With LZ77, the more alike the History and Look Ahead buffers are, the better the compression is. In Keops, when source buffers are paired with target buffers, we have the liberty of choosing, as a history, the most similar buffer to the source. This buffer may have the same index as the current target buffer, may be shifted upward or backward because of a block removal or a new code insertion in the target or may simply vanish because the code update was too radical. Any search supposes the calculation of a distance. In the case of Keops, since the main goal is to obtain a delta file as small as possible in size, we choose to use a generalized compression distance. This distance is calculated by applying LZ77 to the source and target buffers as described in the previous section. The size of the compressed target buffer represents the distance between the two buffers.

In the following sections, we present three strategies for pairing the buffers. They are designed to optimize either the compression time or the compression rate or to balance them.

3.2.1. One-to-One Strategy (Time Optimized)

When a set of changes is designed to update or improve a software or its associated data file, it is usually called a patch. Called bug fixes or simply fixes, patches are usually designed to improve the functionality of a program or fix a coding flaw. Design flaws are more complicated and they involve many, if not structural, changes to the software. However, for bug fixes and small changes, most of the time, it is easier and more economical to distribute patches to users rather than to redistribute a newly recompiled or reassembled program. Software patches are pictured in Figure 3.
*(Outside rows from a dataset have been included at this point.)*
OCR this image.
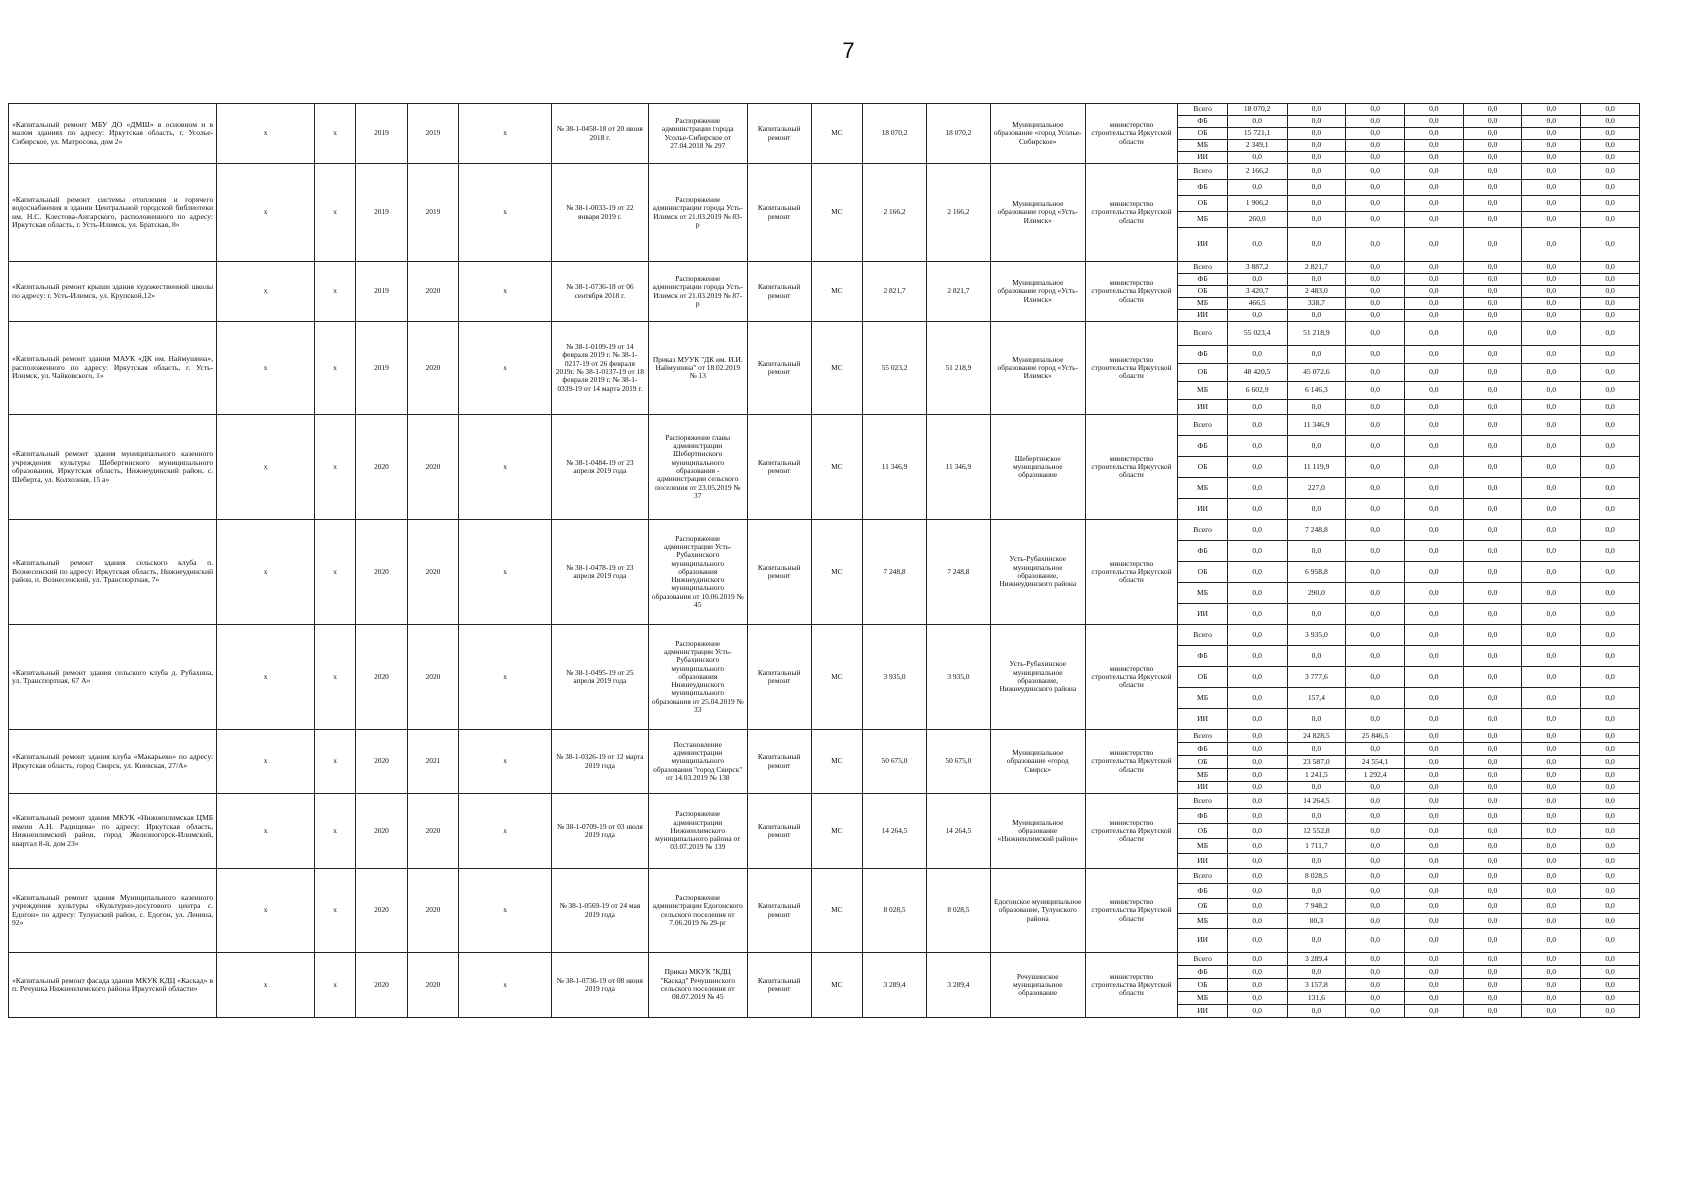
7
«Капитальный ремонт МБУ ДО «ДМШ» в основном и в малом зданиях по адресу: Иркутская область, г. Усолье-Сибирское, ул. Матросова, дом 2»	х	х	2019	2019	х	№ 38-1-0458-18 от 20 июня 2018 г.	Распоряжение администрации города Усолье-Сибирское от 27.04.2018 № 297	Капитальный ремонт	МС	18 070,2	18 070,2	Муниципальное образование «город Усолье-Сибирское»	министерство строительства Иркутской области	Всего	18 070,2	0,0	0,0	0,0	0,0	0,0	0,0
														ФБ	0,0	0,0	0,0	0,0	0,0	0,0	0,0
														ОБ	15 721,1	0,0	0,0	0,0	0,0	0,0	0,0
														МБ	2 349,1	0,0	0,0	0,0	0,0	0,0	0,0
														ИИ	0,0	0,0	0,0	0,0	0,0	0,0	0,0
«Капитальный ремонт системы отопления и горячего водоснабжения в здании Центральной городской библиотеки им. Н.С. Клестова-Ангарского, расположенного по адресу: Иркутская область, г. Усть-Илимск, ул. Братская, 8»	х	х	2019	2019	х	№ 38-1-0033-19 от 22 января 2019 г.	Распоряжение администрации города Усть-Илимск от 21.03.2019 № 83-р	Капитальный ремонт	МС	2 166,2	2 166,2	Муниципальное образование город «Усть-Илимск»	министерство строительства Иркутской области	Всего	2 166,2	0,0	0,0	0,0	0,0	0,0	0,0
														ФБ	0,0	0,0	0,0	0,0	0,0	0,0	0,0
														ОБ	1 906,2	0,0	0,0	0,0	0,0	0,0	0,0
														МБ	260,0	0,0	0,0	0,0	0,0	0,0	0,0
														ИИ	0,0	0,0	0,0	0,0	0,0	0,0	0,0
«Капитальный ремонт крыши здания художественной школы по адресу: г. Усть-Илимск, ул. Крупской,12»	х	х	2019	2020	х	№ 38-1-0736-18 от 06 сентября 2018 г.	Распоряжение администрации города Усть-Илимск от 21.03.2019 № 87-р	Капитальный ремонт	МС	2 821,7	2 821,7	Муниципальное образование город «Усть-Илимск»	министерство строительства Иркутской области	Всего	3 887,2	2 821,7	0,0	0,0	0,0	0,0	0,0
														ФБ	0,0	0,0	0,0	0,0	0,0	0,0	0,0
														ОБ	3 420,7	2 483,0	0,0	0,0	0,0	0,0	0,0
														МБ	466,5	338,7	0,0	0,0	0,0	0,0	0,0
														ИИ	0,0	0,0	0,0	0,0	0,0	0,0	0,0
«Капитальный ремонт здания МАУК «ДК им. Наймушина», расположенного по адресу: Иркутская область, г. Усть-Илимск, ул. Чайковского, 1»	х	х	2019	2020	х	№ 38-1-0109-19 от 14 февраля 2019 г. № 38-1-0217-19 от 26 февраля 2019г. № 38-1-0137-19 от 18 февраля 2019 г. № 38-1-0339-19 от 14 марта 2019 г.	Приказ МУУК "ДК им. И.И. Наймушина" от 18.02.2019 № 13	Капитальный ремонт	МС	55 023,2	51 218,9	Муниципальное образование город «Усть-Илимск»	министерство строительства Иркутской области	Всего	55 023,4	51 218,9	0,0	0,0	0,0	0,0	0,0
														ФБ	0,0	0,0	0,0	0,0	0,0	0,0	0,0
														ОБ	48 420,5	45 072,6	0,0	0,0	0,0	0,0	0,0
														МБ	6 602,9	6 146,3	0,0	0,0	0,0	0,0	0,0
														ИИ	0,0	0,0	0,0	0,0	0,0	0,0	0,0
«Капитальный ремонт здания муниципального казенного учреждения культуры Шебертинского муниципального образования, Иркутская область, Нижнеудинский район, с. Шеберта, ул. Колхозная, 15 а»	х	х	2020	2020	х	№ 38-1-0484-19 от 23 апреля 2019 года	Распоряжение главы администрации Шебертинского муниципального образования - администрации сельского поселения от 23.05.2019 № 37	Капитальный ремонт	МС	11 346,9	11 346,9	Шебертинское муниципальное образование	министерство строительства Иркутской области	Всего	0,0	11 346,9	0,0	0,0	0,0	0,0	0,0
														ФБ	0,0	0,0	0,0	0,0	0,0	0,0	0,0
														ОБ	0,0	11 119,9	0,0	0,0	0,0	0,0	0,0
														МБ	0,0	227,0	0,0	0,0	0,0	0,0	0,0
														ИИ	0,0	0,0	0,0	0,0	0,0	0,0	0,0
«Капитальный ремонт здания сельского клуба п. Вознесенский по адресу: Иркутская область, Нижнеудинский район, п. Вознесенский, ул. Транспортная, 7»	х	х	2020	2020	х	№ 38-1-0478-19 от 23 апреля 2019 года	Распоряжение администрации Усть-Рубахинского муниципального образования Нижнеудинского муниципального образования от 10.06.2019 № 45	Капитальный ремонт	МС	7 248,8	7 248,8	Усть-Рубахинское муниципальное образование, Нижнеудинского района	министерство строительства Иркутской области	Всего	0,0	7 248,8	0,0	0,0	0,0	0,0	0,0
														ФБ	0,0	0,0	0,0	0,0	0,0	0,0	0,0
														ОБ	0,0	6 958,8	0,0	0,0	0,0	0,0	0,0
														МБ	0,0	290,0	0,0	0,0	0,0	0,0	0,0
														ИИ	0,0	0,0	0,0	0,0	0,0	0,0	0,0
«Капитальный ремонт здания сельского клуба д. Рубахина, ул. Транспортная, 67 А»	х	х	2020	2020	х	№ 38-1-0495-19 от 25 апреля 2019 года	Распоряжение администрации Усть-Рубахинского муниципального образования Нижнеудинского муниципального образования от 25.04.2019 № 33	Капитальный ремонт	МС	3 935,0	3 935,0	Усть-Рубахинское муниципальное образование, Нижнеудинского района	министерство строительства Иркутской области	Всего	0,0	3 935,0	0,0	0,0	0,0	0,0	0,0
														ФБ	0,0	0,0	0,0	0,0	0,0	0,0	0,0
														ОБ	0,0	3 777,6	0,0	0,0	0,0	0,0	0,0
														МБ	0,0	157,4	0,0	0,0	0,0	0,0	0,0
														ИИ	0,0	0,0	0,0	0,0	0,0	0,0	0,0
«Капитальный ремонт здания клуба «Макарьево» по адресу: Иркутская область, город Свирск, ул. Киевская, 27/А»	х	х	2020	2021	х	№ 38-1-0326-19 от 12 марта 2019 года	Постановление администрации муниципального образования "город Свирск" от 14.03.2019 № 138	Капитальный ремонт	МС	50 675,0	50 675,0	Муниципальное образование «город Свирск»	министерство строительства Иркутской области	Всего	0,0	24 828,5	25 846,5	0,0	0,0	0,0	0,0
														ФБ	0,0	0,0	0,0	0,0	0,0	0,0	0,0
														ОБ	0,0	23 587,0	24 554,1	0,0	0,0	0,0	0,0
														МБ	0,0	1 241,5	1 292,4	0,0	0,0	0,0	0,0
														ИИ	0,0	0,0	0,0	0,0	0,0	0,0	0,0
«Капитальный ремонт здания МКУК «Нижнеилимская ЦМБ имени А.Н. Радищева» по адресу: Иркутская область, Нижнеилимский район, город Железногорск-Илимский, квартал 8-й, дом 23»	х	х	2020	2020	х	№ 38-1-0709-19 от 03 июля 2019 года	Распоряжение администрации Нижнеилимского муниципального района от 03.07.2019 № 139	Капитальный ремонт	МС	14 264,5	14 264,5	Муниципальное образование «Нижнеилимский район»	министерство строительства Иркутской области	Всего	0,0	14 264,5	0,0	0,0	0,0	0,0	0,0
														ФБ	0,0	0,0	0,0	0,0	0,0	0,0	0,0
														ОБ	0,0	12 552,8	0,0	0,0	0,0	0,0	0,0
														МБ	0,0	1 711,7	0,0	0,0	0,0	0,0	0,0
														ИИ	0,0	0,0	0,0	0,0	0,0	0,0	0,0
«Капитальный ремонт здания Муниципального казенного учреждения культуры «Культурно-досугового центра с. Едогон» по адресу: Тулунский район, с. Едогон, ул. Ленина, 92»	х	х	2020	2020	х	№ 38-1-0569-19 от 24 мая 2019 года	Распоряжение администрации Едогонского сельского поселения от 7.06.2019 № 29-рг	Капитальный ремонт	МС	8 028,5	8 028,5	Едогонское муниципальное образование, Тулунского района	министерство строительства Иркутской области	Всего	0,0	8 028,5	0,0	0,0	0,0	0,0	0,0
														ФБ	0,0	0,0	0,0	0,0	0,0	0,0	0,0
														ОБ	0,0	7 948,2	0,0	0,0	0,0	0,0	0,0
														МБ	0,0	80,3	0,0	0,0	0,0	0,0	0,0
														ИИ	0,0	0,0	0,0	0,0	0,0	0,0	0,0
«Капитальный ремонт фасада здания МКУК КДЦ «Каскад» в п. Речушка Нижнеилимского района Иркутской области»	х	х	2020	2020	х	№ 38-1-0736-19 от 08 июня 2019 года	Приказ МКУК "КДЦ "Каскад" Речушинского сельского поселения от 08.07.2019 № 45	Капитальный ремонт	МС	3 289,4	3 289,4	Речушинское муниципальное образование	министерство строительства Иркутской области	Всего	0,0	3 289,4	0,0	0,0	0,0	0,0	0,0
														ФБ	0,0	0,0	0,0	0,0	0,0	0,0	0,0
														ОБ	0,0	3 157,8	0,0	0,0	0,0	0,0	0,0
														МБ	0,0	131,6	0,0	0,0	0,0	0,0	0,0
														ИИ	0,0	0,0	0,0	0,0	0,0	0,0	0,0
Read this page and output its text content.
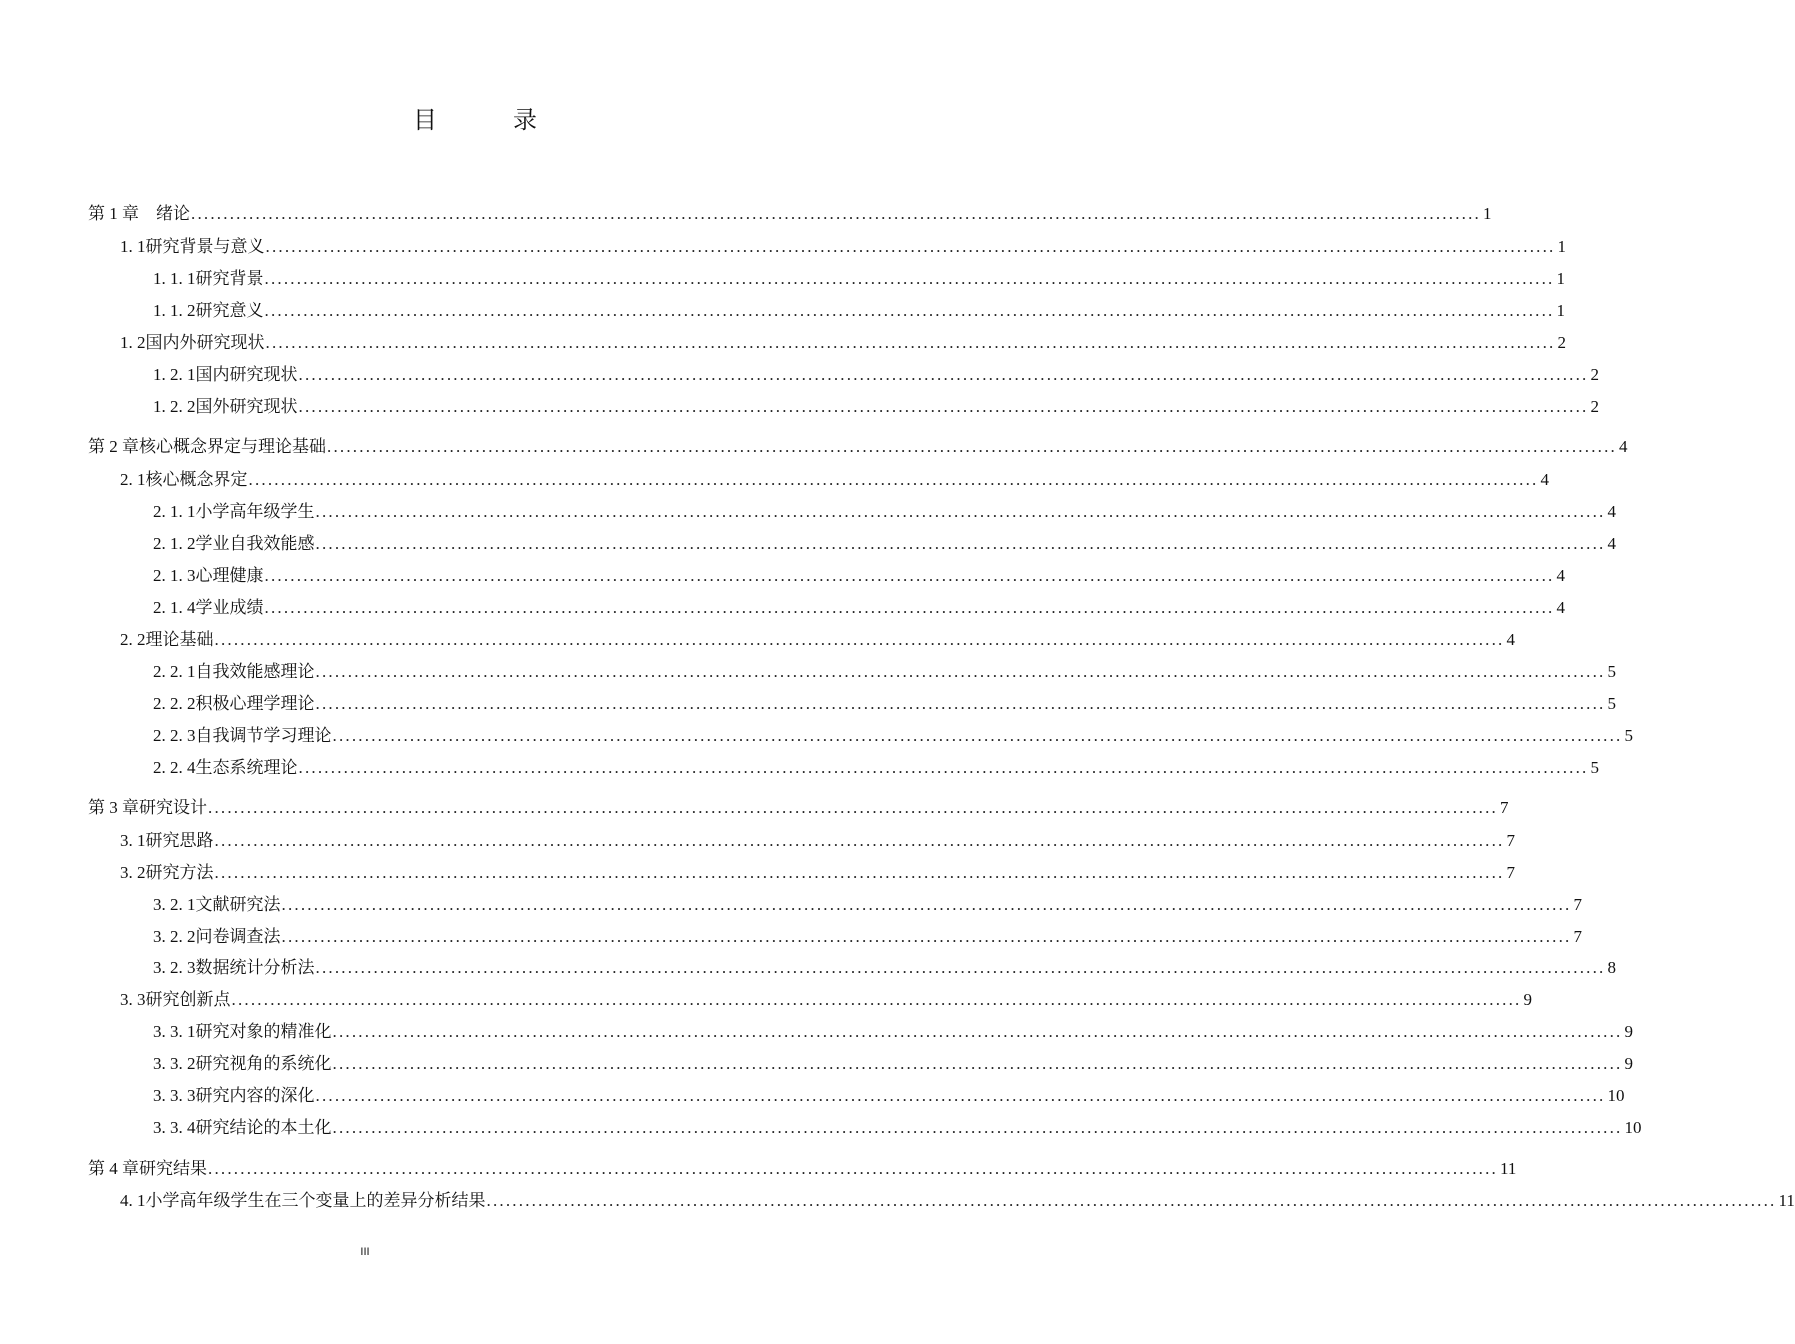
目　录
第 1 章 　绪论 ........................................................................................................................................................................................................ 1
1. 1 研究背景与意义 ........................................................................................................................................................................................................ 1
1. 1. 1 研究背景 ........................................................................................................................................................................................................ 1
1. 1. 2 研究意义 ........................................................................................................................................................................................................ 1
1. 2 国内外研究现状 ........................................................................................................................................................................................................ 2
1. 2. 1 国内研究现状 ........................................................................................................................................................................................................ 2
1. 2. 2 国外研究现状 ........................................................................................................................................................................................................ 2
第 2 章 核心概念界定与理论基础 ........................................................................................................................................................................................................ 4
2. 1 核心概念界定 ........................................................................................................................................................................................................ 4
2. 1. 1 小学高年级学生 ........................................................................................................................................................................................................ 4
2. 1. 2 学业自我效能感 ........................................................................................................................................................................................................ 4
2. 1. 3 心理健康 ........................................................................................................................................................................................................ 4
2. 1. 4 学业成绩 ........................................................................................................................................................................................................ 4
2. 2 理论基础 ........................................................................................................................................................................................................ 4
2. 2. 1 自我效能感理论 ........................................................................................................................................................................................................ 5
2. 2. 2 积极心理学理论 ........................................................................................................................................................................................................ 5
2. 2. 3 自我调节学习理论 ........................................................................................................................................................................................................ 5
2. 2. 4 生态系统理论 ........................................................................................................................................................................................................ 5
第 3 章 研究设计 ........................................................................................................................................................................................................ 7
3. 1 研究思路 ........................................................................................................................................................................................................ 7
3. 2 研究方法 ........................................................................................................................................................................................................ 7
3. 2. 1 文献研究法 ........................................................................................................................................................................................................ 7
3. 2. 2 问卷调查法 ........................................................................................................................................................................................................ 7
3. 2. 3 数据统计分析法 ........................................................................................................................................................................................................ 8
3. 3 研究创新点 ........................................................................................................................................................................................................ 9
3. 3. 1 研究对象的精准化 ........................................................................................................................................................................................................ 9
3. 3. 2 研究视角的系统化 ........................................................................................................................................................................................................ 9
3. 3. 3 研究内容的深化 ........................................................................................................................................................................................................ 10
3. 3. 4 研究结论的本土化 ........................................................................................................................................................................................................ 10
第 4 章 研究结果 ........................................................................................................................................................................................................ 11
4. 1 小学高年级学生在三个变量上的差异分析结果 ........................................................................................................................................................................................................ 11
III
In the case of patches, the one-to-one strategy is the best solution. Since modifications are small and usually localized within the same code block of the flawed code, there is a higher chance for the change to also be within the same code block. There is also a very high chance that the code block will also maintain the same size. The one-to-one strategy pairs buffers with the same positions in the source and target codes.

These buffers are, with a high probability, rather similar if not identical, which means a high compression of a generated delta file. The other advantage is that no search of a corresponding buffer has be done at the level of the target, its position being known in advance. This significantly increases the processing speed of Keops. The one-to-one strategy is depicted in Figure 4.

3.2.2. Brute-Force Strategy (Rate Optimized)

When differences between the old and the new file are numerous, the one-to-one strategy cannot offer a good compression anymore. Consider the case in Figure 5, where in the new file, data are mostly new, but data from the old file are still present. It should be noted that because of code additions, modifications or substitutions, the one-to-one mapping is no longer preserved, since in this situation, the files are out of sync. This is a classic example of software being redesigned when very little old code will be kept.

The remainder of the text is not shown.